After an intense negotiating session that lasted for more than four hours, Murphy joined state Senate President Steve Sweeney and Assembly Speaker Craig Coughlin at a press conference early Saturday evening to announce they had settled their months-long feud over who had the best plan to raise new taxes.
In the end, they agreed to a $37.4 billion budget that raises taxes on millionaires earning $5 million or more and on some corporations, merging their concepts into one plan. Murphy also agreed to drop his proposal to restore the state sales tax to 7 percent.
The three men chalked up their sharp words in recent weeks to a family feud.
“This is not a win for any of us individually,” Murphy said from the podium in his office, surrounded by the lawmakers he’d been at war with for weeks. “This is a win for the middle class and working families and those who look up and dream to be in the middle class all across New Jersey. There is so much we agree upon. There was never a disagreement over our values or our principals, just over how to get there.”[…]

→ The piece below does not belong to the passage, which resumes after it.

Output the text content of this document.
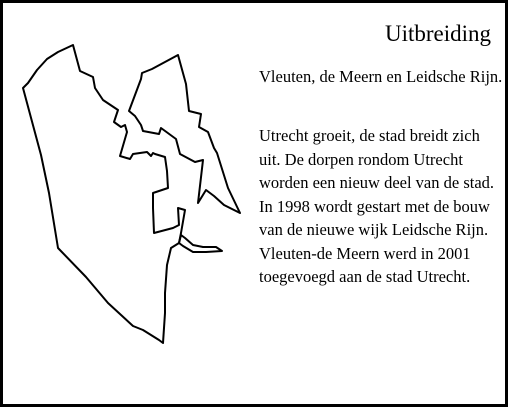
Uitbreiding

Vleuten, de Meern en Leidsche Rijn.

Utrecht groeit, de stad breidt zich uit. De dorpen rondom Utrecht  worden een nieuw deel van de stad. In 1998 wordt gestart met de bouw van de nieuwe wijk Leidsche Rijn. Vleuten-de Meern werd in 2001 toegevoegd aan de stad Utrecht.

The kumbaya moment offered a stark contrast to the tough-guy positions the lawmakers had staked out just hours earlier. Murphy and the legislative leaders found themselves so angry with each other that they took to public name calling.
Murphy, a former Goldman Sachs executive and former U.S. Ambassador to Germany, and Sweeney, a top official in an ironworkers union who’s led the Senate for eight years, both accused each other of acting like Christie, the wildly unpopular former governor who left office in January.
On Saturday morning, Sweeney said he thought Murphy, a liberal who campaigned on a promise to address income inequality, was blocking his effort to raise taxes on companies for his own personal gain.
“We think he’s under-taxing corporations, and I’m starting to understand why: Because he makes his livelihood from corporate dividends,” Sweeney said in an interview with POLITICO.
A day earlier, Murphy and his lieutenant governor, former Assembly Speaker Sheila Oliver, said Sweeney and Coughlin had offered merely “symbolic” proposals that failed to address the very issues they campaigned on last year.
“I have never seen the level of obstructionism come from the legislative leadership as I am seeing in this cycle,” Oliver, who has worked on 15 budgets, said Friday night. “They do not want to work with Governor Murphy.”